Chapter 18
Reynir was sleeping on the room's couch, Lalli under it. Sigrun and Mikkel were talking. Emil looked at all the books in the room in which they were staying for the night, and deeply regretted the fact that they could neither be looked at to pass time, nor taken to the pick-up spot without risking irrevocable damage. He then remembered that Reynir had been drawing some sketches and taking notes in his sole non-packed notebook before going to sleep. Just looking at the sketches couldn't hurt, right? And since he didn't know Icelandic, he would be able to read anything that Reynir didn't want others to read. Most drawings were quite small, but the first relatively big one almost made Emil's eyes pop out of their sockets. He didn't need to know Icelandic to read the date, so he could tell that the drawing that was eerily similar to what he had seen of the back of the church in which they were currently spending the night was more than three weeks old. He showed it to Mikkel, who promptly pointed out that there were plenty of old churches in Iceland, and that Reynir must have visited at least one of them for the purposes of his education. Emil found another drawing that reminded him of something, this one closer to being a week old. In that one, that depicted a room with at least a couple tables, things looked much less run-down than in the first one. The nice tea set on one of the tables in particular caught his eye, as it reminded him of one his family used to own. After staring at the drawing for a while, Emil realized he was getting no better idea of where the feeling of familiarity was coming from, closed the notebook and looked at the contents of the crowded table next to him instead. He noticed the chipped and faded tea set that shared the small space with boxes now known to have been used to deliver the unfinished medicine. Emil didn't know whether to find this impressive or creepy.

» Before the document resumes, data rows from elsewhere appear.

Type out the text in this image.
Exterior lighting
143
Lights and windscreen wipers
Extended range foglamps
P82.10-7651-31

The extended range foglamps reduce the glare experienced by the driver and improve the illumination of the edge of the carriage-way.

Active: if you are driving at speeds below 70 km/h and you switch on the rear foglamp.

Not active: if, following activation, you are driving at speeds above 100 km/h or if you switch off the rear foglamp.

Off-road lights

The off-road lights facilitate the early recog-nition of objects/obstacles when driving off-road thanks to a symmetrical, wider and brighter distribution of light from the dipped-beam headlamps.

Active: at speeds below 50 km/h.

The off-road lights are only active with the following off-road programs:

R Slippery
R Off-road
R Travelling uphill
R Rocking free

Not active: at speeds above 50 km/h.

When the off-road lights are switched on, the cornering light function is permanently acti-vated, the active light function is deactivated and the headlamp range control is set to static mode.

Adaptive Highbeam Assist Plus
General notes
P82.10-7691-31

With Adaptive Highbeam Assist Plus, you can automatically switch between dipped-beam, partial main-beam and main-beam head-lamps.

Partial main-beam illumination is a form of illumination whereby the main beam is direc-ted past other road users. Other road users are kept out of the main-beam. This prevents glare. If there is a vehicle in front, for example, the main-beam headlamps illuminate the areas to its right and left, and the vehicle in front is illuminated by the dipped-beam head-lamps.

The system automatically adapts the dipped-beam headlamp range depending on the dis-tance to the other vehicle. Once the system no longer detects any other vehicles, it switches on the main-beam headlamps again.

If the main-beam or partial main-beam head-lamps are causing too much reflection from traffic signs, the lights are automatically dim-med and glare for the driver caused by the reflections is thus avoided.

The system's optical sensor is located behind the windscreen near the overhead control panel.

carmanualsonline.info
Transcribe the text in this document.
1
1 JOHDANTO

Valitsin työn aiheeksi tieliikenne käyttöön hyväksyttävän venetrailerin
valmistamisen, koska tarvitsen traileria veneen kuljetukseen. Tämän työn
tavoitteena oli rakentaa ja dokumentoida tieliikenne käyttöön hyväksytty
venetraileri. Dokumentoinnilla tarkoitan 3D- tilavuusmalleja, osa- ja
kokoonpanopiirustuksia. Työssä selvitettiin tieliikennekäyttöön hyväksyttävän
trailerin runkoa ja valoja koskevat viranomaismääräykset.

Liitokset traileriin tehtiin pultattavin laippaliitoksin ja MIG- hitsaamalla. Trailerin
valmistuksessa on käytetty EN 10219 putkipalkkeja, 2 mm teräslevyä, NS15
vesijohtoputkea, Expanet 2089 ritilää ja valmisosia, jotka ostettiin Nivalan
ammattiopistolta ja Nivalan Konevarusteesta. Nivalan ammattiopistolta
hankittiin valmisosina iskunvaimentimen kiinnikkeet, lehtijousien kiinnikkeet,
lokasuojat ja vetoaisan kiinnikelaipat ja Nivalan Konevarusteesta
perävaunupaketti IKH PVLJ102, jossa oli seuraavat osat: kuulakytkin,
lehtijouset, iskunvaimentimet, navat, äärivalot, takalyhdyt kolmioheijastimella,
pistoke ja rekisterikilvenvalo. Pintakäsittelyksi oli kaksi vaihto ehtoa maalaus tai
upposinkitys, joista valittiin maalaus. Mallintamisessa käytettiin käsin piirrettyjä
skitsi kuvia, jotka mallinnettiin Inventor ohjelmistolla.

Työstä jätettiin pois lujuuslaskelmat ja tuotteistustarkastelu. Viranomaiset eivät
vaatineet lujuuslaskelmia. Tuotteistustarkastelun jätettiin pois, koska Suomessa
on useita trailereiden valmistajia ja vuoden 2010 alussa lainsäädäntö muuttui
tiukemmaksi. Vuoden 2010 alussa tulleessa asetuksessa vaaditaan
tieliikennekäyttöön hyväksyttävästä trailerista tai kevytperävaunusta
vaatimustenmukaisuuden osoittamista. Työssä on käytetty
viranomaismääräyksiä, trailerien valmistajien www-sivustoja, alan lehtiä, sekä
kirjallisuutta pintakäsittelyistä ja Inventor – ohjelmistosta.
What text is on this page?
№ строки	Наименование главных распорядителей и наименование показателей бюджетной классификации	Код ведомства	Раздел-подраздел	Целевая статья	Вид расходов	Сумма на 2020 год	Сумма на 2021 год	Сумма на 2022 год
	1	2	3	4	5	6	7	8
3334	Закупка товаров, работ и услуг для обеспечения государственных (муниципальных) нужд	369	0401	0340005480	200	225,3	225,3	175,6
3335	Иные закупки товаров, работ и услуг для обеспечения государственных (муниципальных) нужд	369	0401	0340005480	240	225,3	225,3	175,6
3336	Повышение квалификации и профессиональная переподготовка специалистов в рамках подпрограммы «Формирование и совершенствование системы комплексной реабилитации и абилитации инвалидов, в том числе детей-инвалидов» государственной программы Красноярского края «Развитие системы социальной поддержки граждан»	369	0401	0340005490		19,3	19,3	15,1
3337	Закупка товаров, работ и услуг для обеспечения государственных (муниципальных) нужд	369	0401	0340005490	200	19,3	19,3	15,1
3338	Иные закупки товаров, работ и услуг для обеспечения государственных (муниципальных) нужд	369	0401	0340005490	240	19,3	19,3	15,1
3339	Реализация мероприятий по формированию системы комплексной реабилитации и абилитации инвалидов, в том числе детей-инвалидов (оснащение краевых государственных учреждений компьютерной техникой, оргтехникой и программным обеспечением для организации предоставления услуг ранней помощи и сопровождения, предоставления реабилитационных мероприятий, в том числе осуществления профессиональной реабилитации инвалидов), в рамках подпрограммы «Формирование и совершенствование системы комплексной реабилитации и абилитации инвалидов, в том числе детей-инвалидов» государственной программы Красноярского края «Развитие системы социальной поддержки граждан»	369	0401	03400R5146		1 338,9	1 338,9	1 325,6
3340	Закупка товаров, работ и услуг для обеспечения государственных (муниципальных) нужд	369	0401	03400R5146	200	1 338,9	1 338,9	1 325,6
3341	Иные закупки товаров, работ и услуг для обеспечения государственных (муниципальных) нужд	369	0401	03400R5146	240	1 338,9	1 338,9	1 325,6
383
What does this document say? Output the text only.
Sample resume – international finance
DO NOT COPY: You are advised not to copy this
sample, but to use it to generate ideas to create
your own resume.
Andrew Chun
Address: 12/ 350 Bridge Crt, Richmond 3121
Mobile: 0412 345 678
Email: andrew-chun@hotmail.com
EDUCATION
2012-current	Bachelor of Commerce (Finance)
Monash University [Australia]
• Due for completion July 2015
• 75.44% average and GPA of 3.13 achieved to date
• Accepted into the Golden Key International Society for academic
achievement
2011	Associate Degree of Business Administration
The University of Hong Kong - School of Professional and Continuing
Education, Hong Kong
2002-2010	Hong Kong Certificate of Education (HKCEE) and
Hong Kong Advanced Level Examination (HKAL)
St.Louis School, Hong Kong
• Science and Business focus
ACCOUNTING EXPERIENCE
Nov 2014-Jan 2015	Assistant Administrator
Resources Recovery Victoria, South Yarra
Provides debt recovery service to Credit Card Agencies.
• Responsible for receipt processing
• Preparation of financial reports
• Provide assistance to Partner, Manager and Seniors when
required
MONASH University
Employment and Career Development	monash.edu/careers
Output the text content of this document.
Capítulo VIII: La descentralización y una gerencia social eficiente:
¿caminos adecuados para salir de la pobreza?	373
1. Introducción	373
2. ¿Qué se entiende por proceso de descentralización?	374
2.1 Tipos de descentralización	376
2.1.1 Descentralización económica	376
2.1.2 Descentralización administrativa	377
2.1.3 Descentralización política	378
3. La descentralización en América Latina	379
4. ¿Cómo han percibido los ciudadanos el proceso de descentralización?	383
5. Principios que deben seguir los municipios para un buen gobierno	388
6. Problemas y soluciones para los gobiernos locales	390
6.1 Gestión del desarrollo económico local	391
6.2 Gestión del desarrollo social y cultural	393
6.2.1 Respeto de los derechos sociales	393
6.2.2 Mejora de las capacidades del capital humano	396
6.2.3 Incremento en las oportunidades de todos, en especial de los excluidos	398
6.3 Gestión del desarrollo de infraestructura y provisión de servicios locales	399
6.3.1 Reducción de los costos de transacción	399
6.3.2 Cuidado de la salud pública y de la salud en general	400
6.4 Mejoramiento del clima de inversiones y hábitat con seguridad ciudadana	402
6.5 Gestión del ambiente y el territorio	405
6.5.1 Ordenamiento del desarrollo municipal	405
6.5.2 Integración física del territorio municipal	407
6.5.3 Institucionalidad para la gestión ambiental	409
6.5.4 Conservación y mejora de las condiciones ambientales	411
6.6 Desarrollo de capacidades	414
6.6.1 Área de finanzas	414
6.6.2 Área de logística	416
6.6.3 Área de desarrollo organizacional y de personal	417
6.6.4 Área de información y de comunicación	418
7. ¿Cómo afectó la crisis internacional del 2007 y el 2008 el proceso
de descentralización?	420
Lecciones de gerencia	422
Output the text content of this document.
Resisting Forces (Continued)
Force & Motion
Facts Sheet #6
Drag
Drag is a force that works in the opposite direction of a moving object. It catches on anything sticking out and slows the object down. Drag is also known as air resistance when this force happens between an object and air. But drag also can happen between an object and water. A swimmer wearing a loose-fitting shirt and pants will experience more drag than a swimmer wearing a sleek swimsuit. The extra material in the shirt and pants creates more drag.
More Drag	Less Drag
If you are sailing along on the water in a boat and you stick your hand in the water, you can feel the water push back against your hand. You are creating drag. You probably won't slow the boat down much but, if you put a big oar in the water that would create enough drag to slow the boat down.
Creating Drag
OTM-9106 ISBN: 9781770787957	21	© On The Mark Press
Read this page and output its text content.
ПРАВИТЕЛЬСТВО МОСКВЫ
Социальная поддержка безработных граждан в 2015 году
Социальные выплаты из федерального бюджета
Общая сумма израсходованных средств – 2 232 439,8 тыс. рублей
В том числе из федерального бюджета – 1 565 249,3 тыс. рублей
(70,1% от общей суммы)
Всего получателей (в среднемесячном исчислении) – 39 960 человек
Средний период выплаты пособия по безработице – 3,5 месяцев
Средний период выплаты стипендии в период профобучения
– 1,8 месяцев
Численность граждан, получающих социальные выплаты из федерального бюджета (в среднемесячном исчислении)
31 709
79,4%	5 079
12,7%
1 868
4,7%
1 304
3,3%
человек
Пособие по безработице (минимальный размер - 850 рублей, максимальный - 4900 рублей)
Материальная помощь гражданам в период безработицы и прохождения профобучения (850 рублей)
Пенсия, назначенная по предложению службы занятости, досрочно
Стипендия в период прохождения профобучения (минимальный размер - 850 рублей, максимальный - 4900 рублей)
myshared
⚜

The ghosts that had been following them for weeks were being led to the afterlife through a beam of light, but Lalli could tell it was neither the doing of a Finnish mage nor that of Reynir. It was somehow a third kind of magic, that came from the large troll living in the strange building that was their shelter for the evening. He was quite sure Onni had once told him there were only two types of magic. From where he was sitting, Lalli could see Reynir watching it all happen from its just outside his own dream realm. The ghosts, now resembling sheep for some reason, were all apologizing as they floated up the beam. As the flow of ascending strange spirits was reducing, indicating that the last ones were coming in, Lalli heard Reynir speak:
-Thank you for your help, nice lady. I wish I could have known your name.
To Lalli's surprise, the very last spirit to pass through the beam of light answered Reynir:
-It's Anne.
As Reynir was correcting his goodbye to something including the name, a strange conversation from when Tuuri had been bitten, but still alive, suddenly started making sense to Lalli. During that time, Reynir had suddenly started yelling at Lalli for no apparent reason, and all Tuuri had been able to tell him was that that Reynir was expecting him to help find a random woman in a place that was clearly devoid of non-infected humans. Seeing what that woman had done, Lalli thought that he would have really wanted to find her also, if he had known that she actually existed and what she could do before tonight.
It was only after they had left the church, and he had been done answering Emil's various questions about the now-dead huge troll they had left behind, that Reynir realized how little time there was left until they arrived to safety. As long as the ghosts had been following them, he had had the option of letting them take him so they didn't follow the others back Iceland, all while giving his father what he wanted. But he had found a way of getting rid of them, without needing to die, that had sent them all to a peaceful afterlife instead. Now, he would be condemning them all the others to be locked up as soon as he set foot on the boat, where they would all be locked up twenty-four hours a day for a couple of weeks and him dying would put people who hadn't been involved in the expedition in trouble as well. If something was going to happen, it was going to have to be at the outpost, when everyone being alive would no longer be as essential to the group's survival. It would also need to be something nobody would take any risks trying to save him from. He briefly considered just telling the others about the "deal", but he knew they wouldn't want him to die if they had any say in it, and just put themselves into more trouble by trying to help find a viable alternative that probably didn't exist. As he was thinking, the voice wondering if his father's friends were going to keep their word if Reynir "had an accident" came back for the first time in a long time, and was now considering an even more sinister scenario: what if the eventual "accident" got used as part of the excuse to lock the others up anyway if the promise wasn't kept? He hoped he'd figure out a good solution soon.
By the time they arrived at the outpost, they were out of food. Fortunately, there were still some canned goods, the vast majority of which were still edible. Mikkel threw all the obviously spoiled ones away and told the others to pay attention to the smell of the cans they did eat, as some could still be spoiled and could make them very sick if eaten. The fish Reynir ate for dinner that evening tasted a little strange, but was still better than Mikkel's meals.